I’m currently experiencing the same behaviour with MPLS/IPv4 VPN’s as well.

5.25 - Mostly works. Occasionally hit 100% cpu on routing process. Frequency increases when wireless links (running this over long distance) suffer from flaps
6.0rc14 - Up to here, behaviour is consistent.
6.1 - VRF is available for 1 or 2 seconds after coming up. Then nothing.
6.2 - as 6.1

What changed?

Downgraded back to 5.25 to get life back into the network.

It’s actually quite disappointing that this “feature” is available, but is buggy and has been for a long time, and is not even considered important enough to address. It will be fixed in the “new routing”? I’m not holding my breath. It hasn’t been fixed for how many years now?

On the positive side, mpls/bgp/l2vpn works just fine. Doesn’t fix this issue though.

Pity is also that I don not have the luxury of going back to 5.x because on the CCR there is only newer releases …
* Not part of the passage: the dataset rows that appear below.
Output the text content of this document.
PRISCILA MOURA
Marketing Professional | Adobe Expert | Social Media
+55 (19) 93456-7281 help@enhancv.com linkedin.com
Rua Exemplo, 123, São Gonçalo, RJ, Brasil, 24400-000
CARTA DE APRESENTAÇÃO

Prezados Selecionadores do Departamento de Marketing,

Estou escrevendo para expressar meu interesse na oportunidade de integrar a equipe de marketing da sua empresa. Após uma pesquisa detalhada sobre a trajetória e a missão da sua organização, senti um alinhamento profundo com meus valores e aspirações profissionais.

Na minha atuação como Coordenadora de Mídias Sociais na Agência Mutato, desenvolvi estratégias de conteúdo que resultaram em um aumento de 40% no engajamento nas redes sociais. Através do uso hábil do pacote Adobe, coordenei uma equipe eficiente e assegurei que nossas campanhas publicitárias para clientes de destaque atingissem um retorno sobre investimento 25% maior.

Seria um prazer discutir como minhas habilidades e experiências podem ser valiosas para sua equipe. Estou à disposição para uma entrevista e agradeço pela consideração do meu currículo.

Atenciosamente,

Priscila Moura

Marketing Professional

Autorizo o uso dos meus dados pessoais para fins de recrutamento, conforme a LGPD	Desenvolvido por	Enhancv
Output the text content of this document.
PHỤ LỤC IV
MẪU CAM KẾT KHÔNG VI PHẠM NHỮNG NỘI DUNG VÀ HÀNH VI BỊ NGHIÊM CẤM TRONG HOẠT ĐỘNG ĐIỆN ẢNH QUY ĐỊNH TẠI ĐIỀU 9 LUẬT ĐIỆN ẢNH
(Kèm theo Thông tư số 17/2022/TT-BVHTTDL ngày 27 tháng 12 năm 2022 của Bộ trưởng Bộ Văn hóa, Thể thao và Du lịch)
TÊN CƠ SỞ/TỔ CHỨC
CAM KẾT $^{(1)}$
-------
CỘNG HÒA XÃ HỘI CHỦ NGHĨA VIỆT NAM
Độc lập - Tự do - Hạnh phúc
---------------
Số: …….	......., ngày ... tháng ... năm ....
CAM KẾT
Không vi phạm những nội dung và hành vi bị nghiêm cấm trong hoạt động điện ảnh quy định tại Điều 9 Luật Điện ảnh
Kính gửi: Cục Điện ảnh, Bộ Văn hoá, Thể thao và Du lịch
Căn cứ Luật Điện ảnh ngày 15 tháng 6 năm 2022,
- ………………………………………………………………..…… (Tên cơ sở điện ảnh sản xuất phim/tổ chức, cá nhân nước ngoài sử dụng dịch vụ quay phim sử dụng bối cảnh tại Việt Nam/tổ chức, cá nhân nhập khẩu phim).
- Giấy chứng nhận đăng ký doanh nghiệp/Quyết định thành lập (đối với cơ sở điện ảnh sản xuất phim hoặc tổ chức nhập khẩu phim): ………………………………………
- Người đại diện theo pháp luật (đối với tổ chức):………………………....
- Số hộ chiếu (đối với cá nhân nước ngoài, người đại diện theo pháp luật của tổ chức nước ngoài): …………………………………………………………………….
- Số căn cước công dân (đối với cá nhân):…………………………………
I agree 100% on all points raised.

We have numerous L2VPN implementations with Mikrotik and they work flawlessly, the problems are all related to L3 functionality e.g. VRF’s, RIB/FIB mismatches, OSPF instances, route leaking, route filters, bfd.

My feeling is that there are just too many fundamental things wrong with routing in 5.x/6.x to put a band-aid on that will get this functionality to a usable point. I have logged numerous tickets that seemed to be making progress, only to have them end in “will be fixed in new routing” or in silence.

MIkrotik have a lot on their plate at the moment with the new architectures, and I am sure we will see the “new routing” as soon as it is ready (my pick is it will arrive in v7 betas) so all we can do is sit back and wait, or move to a more resilient MPLS platform.

vrf is now OK in my setup. Its fixed in 6.5rc1

I also have good results so far with 6.5rc1, but I’ll give it some more time before I go and say that it’s fixed. :slight_smile:

At least its not 100% in CPU, and the router’s have now about 2 days uptime. In pre 6.5 (exept 6.rc13) there was about 2-3 min uptime before cpu goes 100%.

Is it long enough to be considered ‘more time’ now? How’s it running?